One of Woo Ping's top stuntmen, and a choreographer in his own right, Dion, is no less impressed by his boss' talents, and he explains further why Woo Ping's choreography has an almost an auteurism of its own, and why the choreography recapitulates character: "The reason that Woo Ping can tell the story and convince -- why this man wins over the other man, why the good guy wins over the bad guy - is that style wise, one overcomes the other. Every specific move Woo Ping designs always has a reason."

Some of the wildest moves in Matrix were created with wire work, a sophisticated skill that probably no one does better than Hong Kong filmmakers. Laurence explains, "Woo Ping's wire team guys have been doing this particular kind of wire work for the past 20 years in Hong Kong, so they're pretty much the best at it. Wire work requires you to be in really good physical condition, and a great deal of athletic skill and ability. Also, one has to be fairly well-coordinated, fairly agile, and you certainly have to be strong to maintain your balance and the difficult positions when you're suspending from one wire. It's very different from the Western technique which involves anywhere from two to six wires. And it looks great, it looks really great."

Perhaps the best testament to Yuen Woo Ping and his team is that both Laurence Fishburne and Keanu Reeves say that even when the film is done, they want to continue their study of martial arts. "I feel the best I've ever felt," says Laurence, "and I hope I can continue the martial arts training. When the film is over, I'd like to find some people to teach me some more. And stay in it, because obviously it promotes the health and longevity. That's no mystery. So the martial aspect, at least the health aspect of it for me, has been just the greatest blessing."

Keanu is equally enthusiastic, especially about the taiji he has studied during his recent training. "I love kungfu," he says. "The push and pull, the resistance. The soft and the hard. What I really dug was the Chen style Tiger (one of the stuntmen) was showing me. I saw an article in your magazine about it, and I'd love to pursue that. If there was any form of taijiquan I'd do, I'd love to do Chen style. I like the speed of it, and the way they hold that power, shaking from the earth all the way out."

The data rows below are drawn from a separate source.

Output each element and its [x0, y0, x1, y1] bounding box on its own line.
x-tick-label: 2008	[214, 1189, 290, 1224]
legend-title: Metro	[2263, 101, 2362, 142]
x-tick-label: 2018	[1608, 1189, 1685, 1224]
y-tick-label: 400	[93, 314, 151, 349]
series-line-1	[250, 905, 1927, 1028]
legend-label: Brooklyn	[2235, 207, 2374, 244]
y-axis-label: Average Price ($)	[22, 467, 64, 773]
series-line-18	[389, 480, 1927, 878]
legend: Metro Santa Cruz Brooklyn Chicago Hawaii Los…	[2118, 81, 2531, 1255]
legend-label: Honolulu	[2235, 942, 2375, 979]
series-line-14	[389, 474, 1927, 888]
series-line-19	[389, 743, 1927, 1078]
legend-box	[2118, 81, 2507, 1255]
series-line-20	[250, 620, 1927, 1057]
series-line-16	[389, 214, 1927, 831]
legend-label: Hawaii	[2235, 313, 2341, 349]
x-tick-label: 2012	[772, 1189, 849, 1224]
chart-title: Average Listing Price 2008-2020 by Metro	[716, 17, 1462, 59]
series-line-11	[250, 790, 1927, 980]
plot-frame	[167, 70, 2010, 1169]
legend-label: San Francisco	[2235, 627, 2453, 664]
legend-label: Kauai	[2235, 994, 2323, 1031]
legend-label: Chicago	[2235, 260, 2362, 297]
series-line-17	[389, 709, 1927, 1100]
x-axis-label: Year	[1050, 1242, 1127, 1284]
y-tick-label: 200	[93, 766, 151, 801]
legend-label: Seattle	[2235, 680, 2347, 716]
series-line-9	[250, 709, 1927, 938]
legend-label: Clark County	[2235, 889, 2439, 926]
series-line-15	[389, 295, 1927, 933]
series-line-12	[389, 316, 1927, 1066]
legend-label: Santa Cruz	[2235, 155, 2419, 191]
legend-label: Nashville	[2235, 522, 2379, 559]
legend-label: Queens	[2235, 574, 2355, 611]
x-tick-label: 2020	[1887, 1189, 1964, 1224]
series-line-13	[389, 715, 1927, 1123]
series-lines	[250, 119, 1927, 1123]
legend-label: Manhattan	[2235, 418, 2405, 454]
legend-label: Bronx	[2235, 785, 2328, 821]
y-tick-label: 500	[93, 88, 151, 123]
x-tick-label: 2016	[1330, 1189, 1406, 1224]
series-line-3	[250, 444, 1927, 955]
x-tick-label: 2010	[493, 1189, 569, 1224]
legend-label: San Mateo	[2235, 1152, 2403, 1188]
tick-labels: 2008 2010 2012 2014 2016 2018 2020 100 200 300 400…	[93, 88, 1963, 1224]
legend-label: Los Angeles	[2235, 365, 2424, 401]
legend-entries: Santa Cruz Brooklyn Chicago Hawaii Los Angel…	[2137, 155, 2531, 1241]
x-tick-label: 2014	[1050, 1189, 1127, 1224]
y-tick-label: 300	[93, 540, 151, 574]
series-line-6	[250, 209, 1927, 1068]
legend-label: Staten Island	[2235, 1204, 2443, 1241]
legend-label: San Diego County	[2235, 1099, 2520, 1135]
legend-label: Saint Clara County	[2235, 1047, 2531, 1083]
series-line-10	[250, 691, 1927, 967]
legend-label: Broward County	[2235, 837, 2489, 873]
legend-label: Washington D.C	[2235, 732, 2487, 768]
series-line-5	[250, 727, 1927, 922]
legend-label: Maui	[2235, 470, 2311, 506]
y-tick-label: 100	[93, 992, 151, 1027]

Now it will be up to fate, and maybe a few Hollywood executives, to see what future will spin out of The Matrix. Perhaps Keanu can team up with Hollywood's newest darling and Hong Kong genius, the original Taiji Master, Jet Li. Or maybe an action-drama romance with Laurence and Michelle Yeoh. But one thing's for certain. With Yuen Woo Ping now leaving his calling card in Hollywood, the possibilities of things converging are all the greater.